Neither is amending the state collective bargaining statutes to open labor contracts automatically in the event of a fiscal emergency and making elected officials, as opposed to arbitrators, ultimately responsible.
They may, however, be the only thing that saves it over the next 20.
Next, we anticipate the state will turn its attention to economic development. Nevada has two very distinct economic development challenges. The first is finding jobs for the 186,000 people actively seeking employment; the second is diversifying the economy to reduce our dependence on the tourism and construction sectors.
Education may very well be the most important ingredient to longer-run economic prosperity, but improving education as a means of alleviating our immediate unemployment challenges is like using a typewriter to make a telephone call.
We need to recommit to economic development with the goal of not only attracting new businesses but also retaining and expanding those we have today. That said, economic development needs to be more a community imperative than a state initiative. Local business and industries have an incentive to attract high-quality suppliers, vendors or customers to the state.

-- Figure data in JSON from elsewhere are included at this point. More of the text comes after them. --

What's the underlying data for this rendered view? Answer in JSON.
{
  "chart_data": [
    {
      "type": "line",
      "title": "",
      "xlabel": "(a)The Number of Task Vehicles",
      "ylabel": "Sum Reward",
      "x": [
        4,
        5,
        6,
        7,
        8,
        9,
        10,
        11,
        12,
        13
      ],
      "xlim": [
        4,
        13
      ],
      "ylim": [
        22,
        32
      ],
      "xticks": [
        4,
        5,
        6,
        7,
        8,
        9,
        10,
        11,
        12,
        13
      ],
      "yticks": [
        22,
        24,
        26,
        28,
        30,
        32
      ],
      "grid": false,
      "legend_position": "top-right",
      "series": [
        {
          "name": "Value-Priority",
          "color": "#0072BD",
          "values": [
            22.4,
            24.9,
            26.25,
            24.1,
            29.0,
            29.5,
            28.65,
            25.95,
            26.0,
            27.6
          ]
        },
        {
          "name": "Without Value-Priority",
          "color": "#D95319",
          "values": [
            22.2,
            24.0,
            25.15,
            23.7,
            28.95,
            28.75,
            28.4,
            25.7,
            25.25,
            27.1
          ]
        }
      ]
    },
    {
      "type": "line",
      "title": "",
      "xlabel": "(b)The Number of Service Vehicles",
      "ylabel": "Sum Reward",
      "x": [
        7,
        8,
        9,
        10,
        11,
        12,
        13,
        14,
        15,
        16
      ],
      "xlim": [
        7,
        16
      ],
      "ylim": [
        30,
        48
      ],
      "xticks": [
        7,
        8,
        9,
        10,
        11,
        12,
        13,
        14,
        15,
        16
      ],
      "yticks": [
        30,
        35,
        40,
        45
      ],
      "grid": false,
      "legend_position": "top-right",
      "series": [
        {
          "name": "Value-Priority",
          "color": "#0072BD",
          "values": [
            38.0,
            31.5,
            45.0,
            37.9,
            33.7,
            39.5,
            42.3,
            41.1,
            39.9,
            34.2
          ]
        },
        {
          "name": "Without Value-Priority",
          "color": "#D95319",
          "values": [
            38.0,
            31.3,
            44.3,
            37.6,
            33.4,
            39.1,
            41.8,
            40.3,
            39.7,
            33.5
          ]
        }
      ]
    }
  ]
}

In the near term, Nevada should take steps wherever possible to get people back to work. Construction and development workers account for one in every three displaced workers. Nevada remains behind in terms of its major infrastructure master plans as well as needed maintenance.
While construction for the sake of construction is bad public policy, investing in needed infrastructure provides jobs immediately, strikes at our unemployment base and leaves the state with long-term assets. Along these same lines, removing the barriers to public-private partnerships, eliminating tax sunsets for water and wastewater programs and facilitating export of power could also lead to near-term job creation.
At the same time we should remove any incentive for displaced workers to remain on unemployment rolls.
If we make Nevada a better place to live for our families or a better place to do business for our companies, new businesses and residents will follow. In the longer run, education will be key to economic development, as will focusing our efforts and resources to effectuating a community-based plan. This process and these reforms should be concurrent, not consecutive.
Finally, legislators in 2011 will likely undertake some degree of revenue reform. Existing revenue streams are insufficient to maintain services at current levels. For purposes of our internal analyses, we have been assuming a revenue neutral state budget for 2011-13 (i.e., one that holds expenditures and service levels constant).
Assuming roughly half the budget shortfall is addressed through reforms leaves a $1 billion to $1.5 billion state budget deficit.
Whether that shortfall is addressed through the reauthorization of taxes that are scheduled to sunset or adding a new revenue source, or whether it is mitigated by deeper budget cuts, the shortcomings of our state’s fiscal system are clear, well-documented and worthy of consideration.
The task before legislators is overwhelming. Our worn boot leather is making it harder to kick the can down the road, and new faces, new ideas and new alliances will add to the process but make the learning curve steep. These challenges notwithstanding, there is little doubt that what the 76th Legislature does over the next six months will lay the foundation Nevada’s growth and prosperity for the next 20 years.
Jeremy Aguero is the principal analyst for the Las Vegas firm Applied Analysis.